As described above, when the characteristic parameters are extracted for all the parts C on the printed circuit board P, the process proceeds from ST7 to S.
Proceeding to T8, the comparison is made with the reference parameter of each component C stored in the data memory 3c in advance, and if there is an instruction from the input unit 4 in the subsequent ST9, the inspection result is output via the output unit 5.

[0025]

As described above, according to the present invention, the imaging areas at the same imaging magnification are collectively imaged and inspected.
Each time the imaging area is changed, the operation of setting the magnification is not required, and the mounting state of the component can be inspected in a short time and efficiently to the details of the substrate to be inspected.

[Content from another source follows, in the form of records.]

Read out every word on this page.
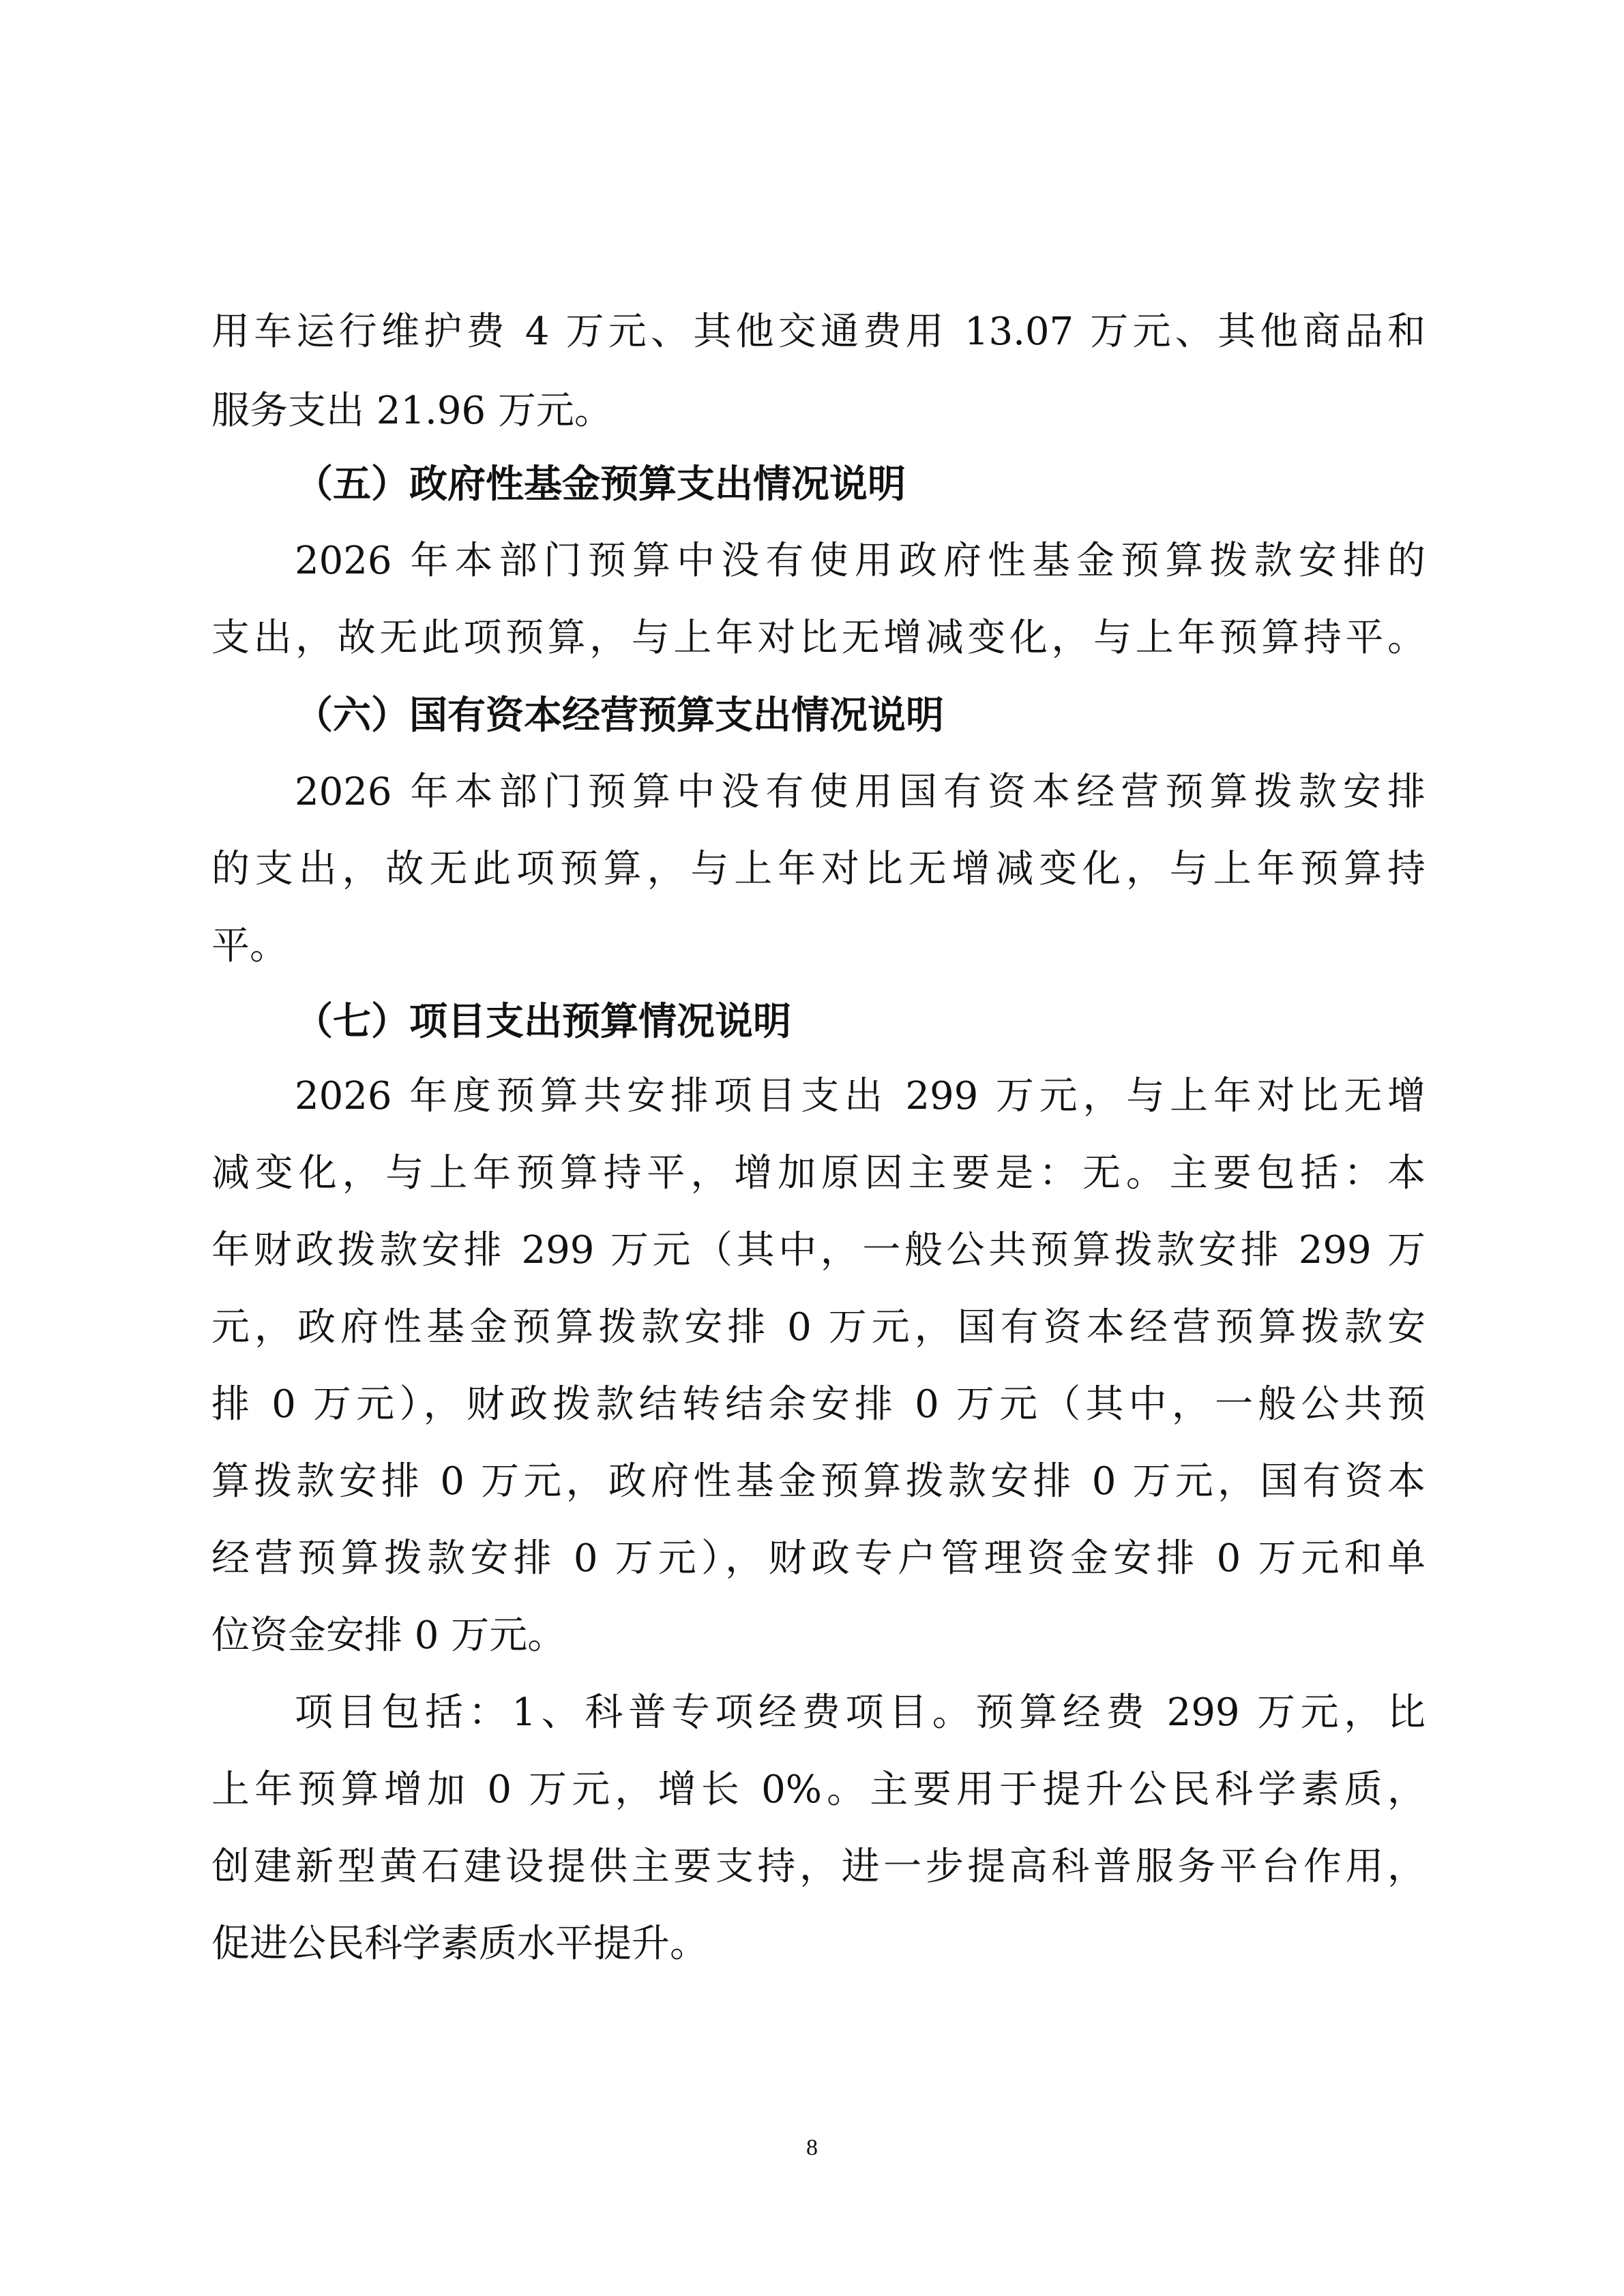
用车运行维护费 4 万元、其他交通费用 13.07 万元、其他商品和
服务支出 21.96 万元。
（五）政府性基金预算支出情况说明
2026 年本部门预算中没有使用政府性基金预算拨款安排的
支出，故无此项预算，与上年对比无增减变化，与上年预算持平。
（六）国有资本经营预算支出情况说明
2026 年本部门预算中没有使用国有资本经营预算拨款安排
的支出，故无此项预算，与上年对比无增减变化，与上年预算持
平。
（七）项目支出预算情况说明
2026 年度预算共安排项目支出 299 万元，与上年对比无增
减变化，与上年预算持平，增加原因主要是：无。主要包括：本
年财政拨款安排 299 万元（其中，一般公共预算拨款安排 299 万
元，政府性基金预算拨款安排 0 万元，国有资本经营预算拨款安
排 0 万元），财政拨款结转结余安排 0 万元（其中，一般公共预
算拨款安排 0 万元，政府性基金预算拨款安排 0 万元，国有资本
经营预算拨款安排 0 万元），财政专户管理资金安排 0 万元和单
位资金安排 0 万元。
项目包括：1、科普专项经费项目。预算经费 299 万元，比
上年预算增加 0 万元，增长 0%。主要用于提升公民科学素质，
创建新型黄石建设提供主要支持，进一步提高科普服务平台作用，
促进公民科学素质水平提升。
8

Further, according to the present invention, when imaging an imaging area with the same imaging magnification, at least the coordinates of the component and the identification information of the component among the reference feature parameters are used from the component mounting data in the component mounting process. Therefore, at the time of grouping the imaging magnification, at least the coordinates of the component and the component identification information among the reference parameters can be easily used as the criterion for the grouping without performing the grouping while looking at the substrate to be inspected.

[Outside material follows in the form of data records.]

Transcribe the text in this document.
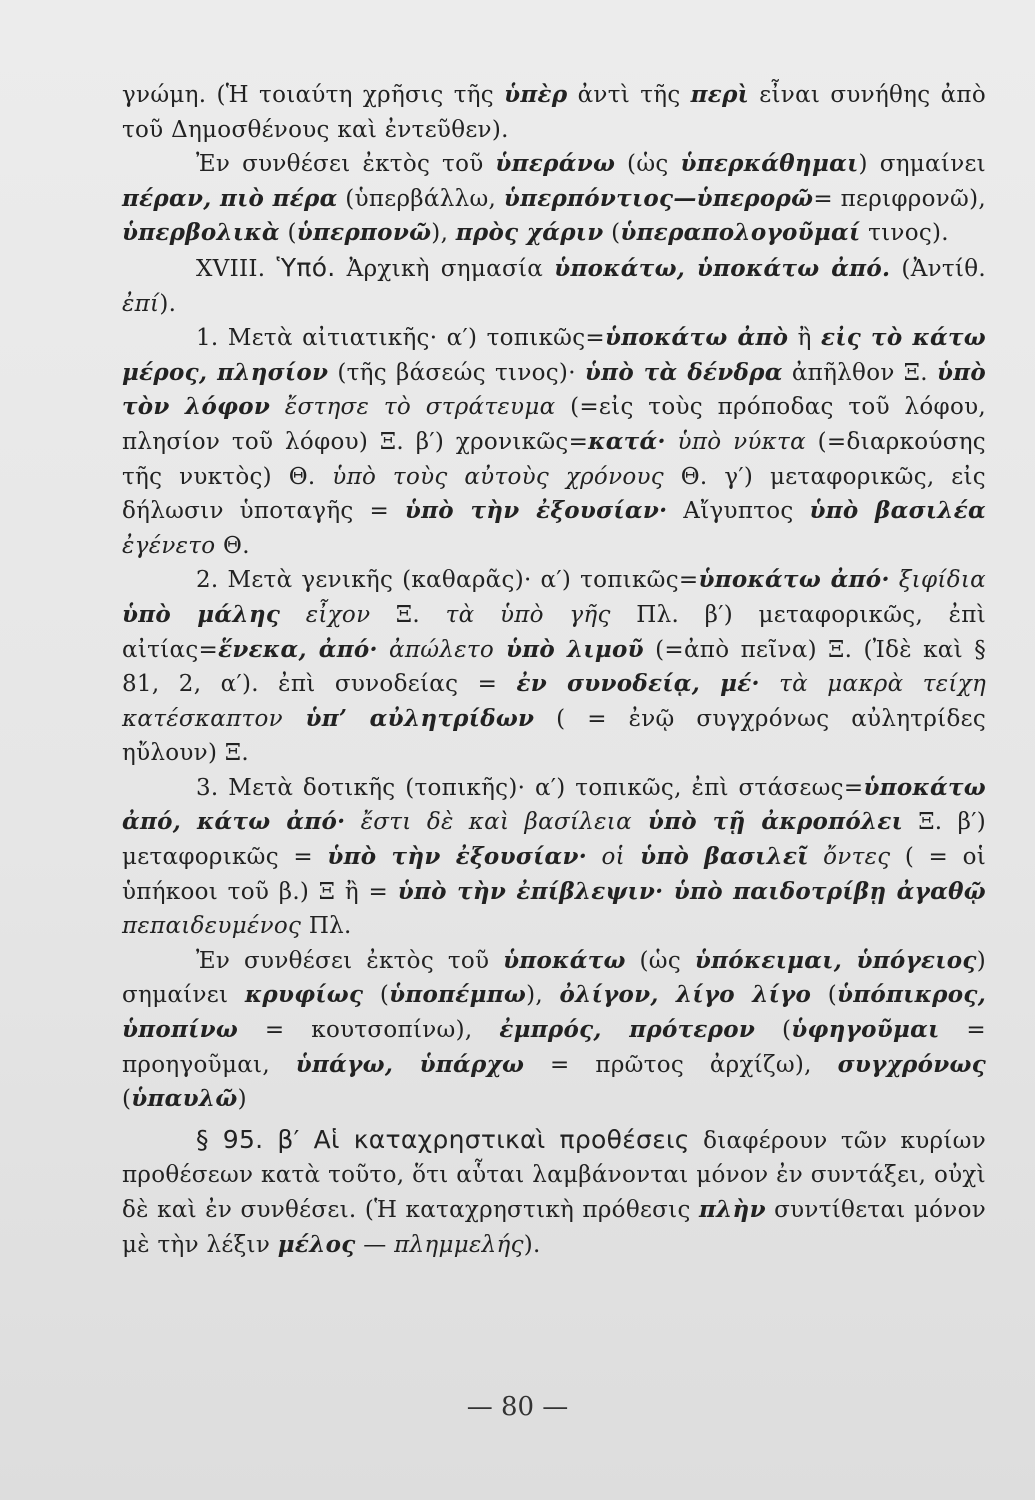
γνώμη. (Ἡ τοιαύτη χρῆσις τῆς ὑπὲρ ἀντὶ τῆς περὶ εἶναι συνήθης ἀπὸ τοῦ Δημοσθένους καὶ ἐντεῦθεν).

Ἐν συνθέσει ἐκτὸς τοῦ ὑπεράνω (ὡς ὑπερκάθημαι) σημαίνει πέραν, πιὸ πέρα (ὑπερβάλλω, ὑπερπόντιος—ὑπερορῶ= περιφρονῶ), ὑπερβολικὰ (ὑπερπονῶ), πρὸς χάριν (ὑπεραπολογοῦμαί τινος).

XVIII. Ὑπό. Ἀρχικὴ σημασία ὑποκάτω, ὑποκάτω ἀπό. (Ἀντίθ. ἐπί).

1. Μετὰ αἰτιατικῆς· α′) τοπικῶς=ὑποκάτω ἀπὸ ἢ εἰς τὸ κάτω μέρος, πλησίον (τῆς βάσεώς τινος)· ὑπὸ τὰ δένδρα ἀπῆλθον Ξ. ὑπὸ τὸν λόφον ἔστησε τὸ στράτευμα (=εἰς τοὺς πρόποδας τοῦ λόφου, πλησίον τοῦ λόφου) Ξ. β′) χρονικῶς=κατά· ὑπὸ νύκτα (=διαρκούσης τῆς νυκτὸς) Θ. ὑπὸ τοὺς αὐτοὺς χρόνους Θ. γ′) μεταφορικῶς, εἰς δήλωσιν ὑποταγῆς = ὑπὸ τὴν ἐξουσίαν· Αἴγυπτος ὑπὸ βασιλέα ἐγένετο Θ.

2. Μετὰ γενικῆς (καθαρᾶς)· α′) τοπικῶς=ὑποκάτω ἀπό· ξιφίδια ὑπὸ μάλης εἶχον Ξ. τὰ ὑπὸ γῆς Πλ. β′) μεταφορικῶς, ἐπὶ αἰτίας=ἕνεκα, ἀπό· ἀπώλετο ὑπὸ λιμοῦ (=ἀπὸ πεῖνα) Ξ. (Ἰδὲ καὶ § 81, 2, α′). ἐπὶ συνοδείας = ἐν συνοδείᾳ, μέ· τὰ μακρὰ τείχη κατέσκαπτον ὑπ’ αὐλητρίδων ( = ἐνῷ συγχρόνως αὐλητρίδες ηὔλουν) Ξ.

3. Μετὰ δοτικῆς (τοπικῆς)· α′) τοπικῶς, ἐπὶ στάσεως=ὑποκάτω ἀπό, κάτω ἀπό· ἔστι δὲ καὶ βασίλεια ὑπὸ τῇ ἀκροπόλει Ξ. β′) μεταφορικῶς = ὑπὸ τὴν ἐξουσίαν· οἱ ὑπὸ βασιλεῖ ὄντες ( = οἱ ὑπήκοοι τοῦ β.) Ξ ἢ = ὑπὸ τὴν ἐπίβλεψιν· ὑπὸ παιδοτρίβῃ ἀγαθῷ πεπαιδευμένος Πλ.

Ἐν συνθέσει ἐκτὸς τοῦ ὑποκάτω (ὡς ὑπόκειμαι, ὑπόγειος) σημαίνει κρυφίως (ὑποπέμπω), ὀλίγον, λίγο λίγο (ὑπόπικρος, ὑποπίνω = κουτσοπίνω), ἐμπρός, πρότερον (ὑφηγοῦμαι = προηγοῦμαι, ὑπάγω, ὑπάρχω = πρῶτος ἀρχίζω), συγχρόνως (ὑπαυλῶ)

§ 95. β′ Αἱ καταχρηστικαὶ προθέσεις διαφέρουν τῶν κυρίων προθέσεων κατὰ τοῦτο, ὅτι αὗται λαμβάνονται μόνον ἐν συντάξει, οὐχὶ δὲ καὶ ἐν συνθέσει. (Ἡ καταχρηστικὴ πρόθεσις πλὴν συντίθεται μόνον μὲ τὴν λέξιν μέλος — πλημμελής).

— 80 —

[Brief description of the drawings]

FIG. 1 is a block diagram showing one embodiment of a substrate inspection apparatus according to the present invention.

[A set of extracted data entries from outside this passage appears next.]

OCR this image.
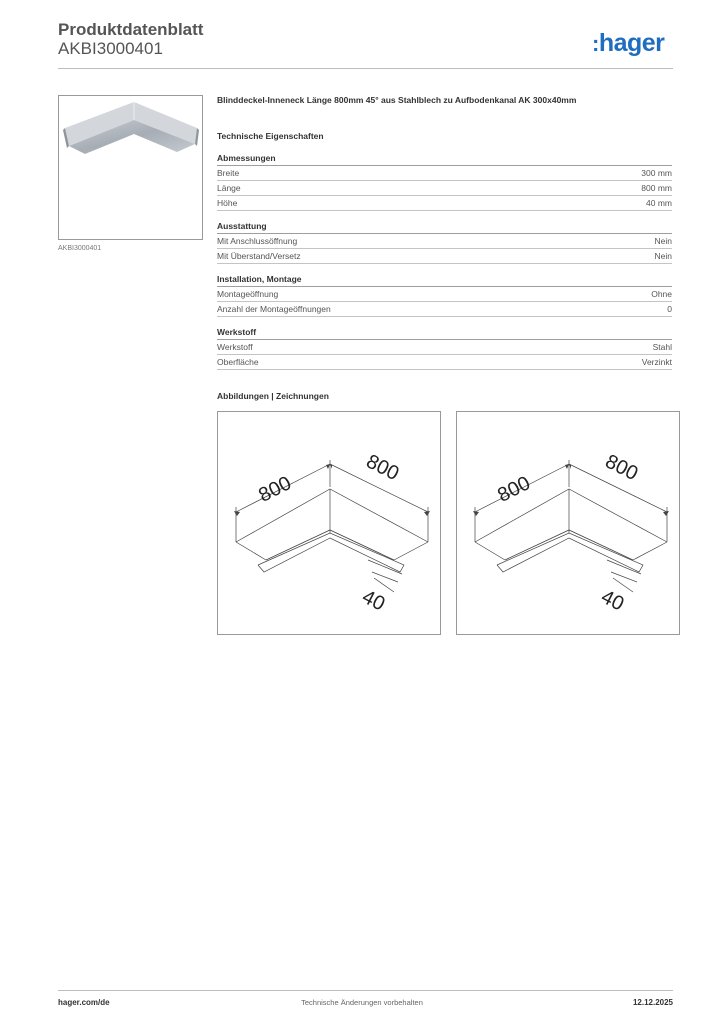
Produktdatenblatt
AKBI3000401	:hager
AKBI3000401
Blinddeckel-Inneneck Länge 800mm 45° aus Stahlblech zu Aufbodenkanal AK 300x40mm
Technische Eigenschaften
Abmessungen
Breite	300 mm
Länge	800 mm
Höhe	40 mm
Ausstattung
Mit Anschlussöffnung	Nein
Mit Überstand/Versetz	Nein
Installation, Montage
Montageöffnung	Ohne
Anzahl der Montageöffnungen	0
Werkstoff
Werkstoff	Stahl
Oberfläche	Verzinkt
Abbildungen | Zeichnungen
800
800
40
800
800
40
hager.com/de	Technische Änderungen vorbehalten	12.12.2025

FIG. 2 is an explanatory diagram of main part storage contents of a data memory in FIG. 1;

FIG. 3 is an explanatory diagram showing an imaging procedure of the apparatus in FIG. 1;

FIG. 4 is a flowchart for explaining a schematic operation of a CPU in FIG. 2;

[Explanation of symbols]

 Reference Signs List 1 TV camera (imaging means) 3a Central processing unit (CPU) (control means) 3b Processing section (extraction means) 3c Data memory (imaging magnification information storage means) P Printed board (substrate to be inspected)

 ──────────────────────────────────────────────────続 き Continuation of the front page (72) Inventor Yoshio Tateishi 10 Tatemachi, Hanazono-cho, Ukyo-ku, Kyoto-shi, Tateishi Electric Co., Ltd. (56) References JP-A-61-241605

Claims (2)

(57) [Claims] 1. A board inspection apparatus that processes image data obtained by imaging a board to be inspected on which components are mounted and inspects a mounting state of the components on the board to be inspected, wherein different imaging magnifications can be selected. Imaging means, and a predetermined imaging area on the substrate to be inspected, based on component mounting data of a component mounting step, based on at least component coordinates and component identification information among reference feature parameters of each component mounted on the substrate to be inspected. Extracting means for extracting the same image pickup magnification for each of the same image pickup magnifications, and control means for controlling the image pickup apparatus to take an image of the predetermined image pickup area extracted for the same image pickup magnification by the extractor. Board inspection equipment. 2. A board inspection method for inspecting a mounting state of components on an inspection board by processing image data obtained by imaging a board to be inspected on which components are mounted, wherein a plurality of different imaging magnifications can be selected. The imaging substrate is divided into a plurality of imaging areas in advance for each of the imaging magnifications, and the imaging area is defined as at least one of the reference feature parameters of the components mounted on the inspection substrate in advance. Coordinates and component identification information are used on the basis of component mounting data in the component mounting process, grouped for each same magnification, and imaging magnifications suitable for each group are stored and stored by the imaging means. Sequentially imaging a predetermined imaging area stored for the same imaging magnification, and inspecting a mounting state of a mounted component based on image data obtained by the imaging; Substrate inspection method according to claim.